SAN FRANCISCO — After overcoming a seven-run deficit in a stunning win over the D-backs the previous night, the Giants remained undaunted despite falling behind early again on Wednesday.
For the second consecutive night, the Giants tapped into their power to wipe away an early deficit, crushing five home runs to power a 13-7 win over Arizona at Oracle Park.
It wasn’t quite as dramatic a comeback as the one the Giants staged on Tuesday, when Mike Yastrzemski delivered a go-ahead grand slam with two outs in the eighth inning to lift his club to a 9-8 win, but it was an impressive win nonetheless. The five home runs were the most the Giants have hit at Oracle Park since April 7, 2008, when they also slugged five against the Padres.
“I think last night reminded us that we have big innings in us,” manager Gabe Kapler said. “We have the ability to grind out at-bats and wear pitchers down. I actually think we had opportunities we didn’t capitalize on in both games. We could have scored several more runs tonight, but overall, I thought the hitters did a really nice job of managing their plate appearances.”
Arizona jumped out to a quick 2-0 lead against Anthony DeSclafani in the first, but the Giants’ resilient offense responded with four runs in the bottom half of the inning, including a three-run, go-ahead shot from Buster Posey.
Posey deposited an 87.7 mph changeup from D-backs right-hander Merrill Kelly into the tunnel in left field to collect his 12th home run of the year and give the Giants a 3-2 lead. It’s the most home runs Posey has hit since 2017, when he crushed 12 over 140 games in an All-Star campaign. Jason Vosler later added an RBI double to cap the first-inning rally.

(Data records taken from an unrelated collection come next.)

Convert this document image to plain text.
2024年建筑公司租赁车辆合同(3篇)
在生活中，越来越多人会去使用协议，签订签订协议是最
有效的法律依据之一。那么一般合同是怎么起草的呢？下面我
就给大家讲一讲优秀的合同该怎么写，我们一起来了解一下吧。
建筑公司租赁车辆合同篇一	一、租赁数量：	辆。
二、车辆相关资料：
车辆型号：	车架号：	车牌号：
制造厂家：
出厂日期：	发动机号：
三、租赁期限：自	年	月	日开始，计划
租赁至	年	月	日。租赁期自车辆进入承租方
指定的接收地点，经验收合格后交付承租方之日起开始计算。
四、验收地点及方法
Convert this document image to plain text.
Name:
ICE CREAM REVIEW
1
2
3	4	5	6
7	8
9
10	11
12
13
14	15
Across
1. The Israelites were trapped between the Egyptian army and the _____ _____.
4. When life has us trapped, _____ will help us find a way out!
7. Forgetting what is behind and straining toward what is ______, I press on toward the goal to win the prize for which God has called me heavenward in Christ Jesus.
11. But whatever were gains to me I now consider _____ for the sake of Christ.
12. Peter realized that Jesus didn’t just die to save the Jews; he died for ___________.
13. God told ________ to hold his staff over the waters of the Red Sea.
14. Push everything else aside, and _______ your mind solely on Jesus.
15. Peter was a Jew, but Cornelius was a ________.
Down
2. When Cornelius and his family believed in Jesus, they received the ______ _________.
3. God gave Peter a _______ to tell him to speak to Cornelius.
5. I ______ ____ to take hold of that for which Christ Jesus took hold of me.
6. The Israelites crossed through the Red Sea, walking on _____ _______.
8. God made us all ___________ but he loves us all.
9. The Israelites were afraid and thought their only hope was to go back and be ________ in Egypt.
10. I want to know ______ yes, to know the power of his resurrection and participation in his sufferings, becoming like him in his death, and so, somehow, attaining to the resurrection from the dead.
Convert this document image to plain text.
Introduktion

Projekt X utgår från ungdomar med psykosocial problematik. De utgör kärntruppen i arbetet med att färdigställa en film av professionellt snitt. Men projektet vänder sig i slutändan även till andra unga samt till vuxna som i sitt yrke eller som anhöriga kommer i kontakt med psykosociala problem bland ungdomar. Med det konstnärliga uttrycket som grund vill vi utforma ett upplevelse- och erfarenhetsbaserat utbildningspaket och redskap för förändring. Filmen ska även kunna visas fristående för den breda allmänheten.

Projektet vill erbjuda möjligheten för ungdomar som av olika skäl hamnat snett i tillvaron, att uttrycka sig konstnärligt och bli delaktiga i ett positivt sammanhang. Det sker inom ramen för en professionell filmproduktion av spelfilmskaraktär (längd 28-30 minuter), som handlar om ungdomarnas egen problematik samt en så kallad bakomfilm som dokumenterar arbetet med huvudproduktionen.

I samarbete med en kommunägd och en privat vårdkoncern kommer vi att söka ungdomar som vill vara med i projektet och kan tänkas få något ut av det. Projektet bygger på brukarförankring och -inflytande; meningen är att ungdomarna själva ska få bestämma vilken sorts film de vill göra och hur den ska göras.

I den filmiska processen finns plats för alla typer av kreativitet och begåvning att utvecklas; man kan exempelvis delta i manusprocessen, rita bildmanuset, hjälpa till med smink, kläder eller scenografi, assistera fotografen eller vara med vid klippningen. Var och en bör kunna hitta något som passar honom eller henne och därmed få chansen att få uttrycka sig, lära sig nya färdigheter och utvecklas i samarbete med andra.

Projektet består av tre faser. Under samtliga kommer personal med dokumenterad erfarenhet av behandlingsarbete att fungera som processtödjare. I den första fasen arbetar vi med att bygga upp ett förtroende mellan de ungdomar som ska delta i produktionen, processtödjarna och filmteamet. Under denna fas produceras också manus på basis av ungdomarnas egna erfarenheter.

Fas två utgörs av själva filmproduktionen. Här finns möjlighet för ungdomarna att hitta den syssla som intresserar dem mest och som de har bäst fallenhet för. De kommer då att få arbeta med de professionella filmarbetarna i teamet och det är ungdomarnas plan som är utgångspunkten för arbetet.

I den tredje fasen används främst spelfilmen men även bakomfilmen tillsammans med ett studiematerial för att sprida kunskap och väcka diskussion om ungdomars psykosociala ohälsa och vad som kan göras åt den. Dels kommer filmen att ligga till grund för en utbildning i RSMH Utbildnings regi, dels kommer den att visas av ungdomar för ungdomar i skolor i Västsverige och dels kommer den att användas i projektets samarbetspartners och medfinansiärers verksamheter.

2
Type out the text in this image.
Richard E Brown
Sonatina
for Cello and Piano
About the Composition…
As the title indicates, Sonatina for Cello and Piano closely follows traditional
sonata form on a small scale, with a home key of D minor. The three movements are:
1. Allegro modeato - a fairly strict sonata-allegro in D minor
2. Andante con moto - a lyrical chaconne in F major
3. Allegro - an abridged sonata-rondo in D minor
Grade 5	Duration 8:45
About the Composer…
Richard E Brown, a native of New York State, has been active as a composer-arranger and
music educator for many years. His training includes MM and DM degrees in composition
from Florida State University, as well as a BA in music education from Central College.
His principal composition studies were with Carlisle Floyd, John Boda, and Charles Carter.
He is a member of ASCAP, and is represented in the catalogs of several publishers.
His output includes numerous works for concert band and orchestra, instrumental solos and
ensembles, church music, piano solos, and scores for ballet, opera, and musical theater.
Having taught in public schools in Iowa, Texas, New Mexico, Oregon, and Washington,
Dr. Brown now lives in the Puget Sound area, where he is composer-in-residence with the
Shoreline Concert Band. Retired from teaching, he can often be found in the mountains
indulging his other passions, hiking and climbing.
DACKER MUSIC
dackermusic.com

The four-spot was emblematic of the Giants’ relentless brand of offense, which entered Wednesday averaging 4.05 pitches per plate appearance, the second-highest mark in the Majors behind only the Yankees (4.07). They sent nine batters to the plate in the first and forced Kelly to throw 47 pitches, expediting his exit after only three innings.
“I think we’ve done a nice job throughout the season, but in particular tonight, of just grinding through at-bats,” Kapler said. “Sometimes the way that leads to home runs is pitchers tend to get fatigued when they’re throwing a lot of pitches and we’re fouling off pitches. They don’t always lead to great outcomes in the at-bats, but sometimes another player in the lineup benefits from those early really tough plate appearances, and I think that’s what led to some of the home runs today.”
Posey set the tone for the rest of San Francisco’s offense, as Steven Duggar, LaMonte Wade Jr., Wilmer Flores and Brandon Belt also went deep to help the Giants win their third straight game against the D-backs, who have now lost 22 consecutive road games to tie the 1963 Mets and the 1943 A’s for the longest such streak in the Modern Era (since 1900).
The Giants (43-25) lead the National League with 99 home runs this season, helping them build a two-game lead over the Dodgers in the loaded NL West. They’re six games ahead of the Padres, who have lost 13 of their past 17 games.
Brandon Crawford (15 homers) and Posey (12) have spearheaded the power surge, but the Giants are also getting timely blasts from players like Duggar and Wade, each of whom has already set a career high in home runs through the club’s first 68 games of the season.
Duggar left the yard for the second consecutive game and picked up his sixth home run of the year with a leadoff shot off Keury Mella in the fourth. Two batters later, Wade drove a sinker out into the left-center field bleachers for his fourth homer for the Giants. The two left-handed-hitting outfielders are making the case to stick around, even though the Giants are close to getting Alex Dickerson and Darin Ruf back from the injured list.
“I think they’re seeing balls up the strike zone and getting pitches they can handle,” Kapler said. “They’re attacking those pitches, and they’re elevating those pitches.”
The Giants also continued to receive valuable contributions from their bench, as Flores later came through with a two-run, pinch-hit homer off Ryan Buchter in the fifth. San Francisco now leads the Majors with eight pinch-hit homers this year, a sign of the club’s depth and the advance preparation that goes into setting up hitters to succeed in those spots.
“It’s never easy,” Flores said. “The only thing you have to do is try to have a good at-bat. In my mind, it’s never trying to hit a homer. It’s just to have a good at-bat. You only get one opportunity, and for me to do big things, I just think of having a good at-bat.”
Having taken the first three against the reeling D-backs, the Giants will aim to complete the four-game sweep when they send ace right-hander Kevin Gausman to the mound in Thursday afternoon’s series finale.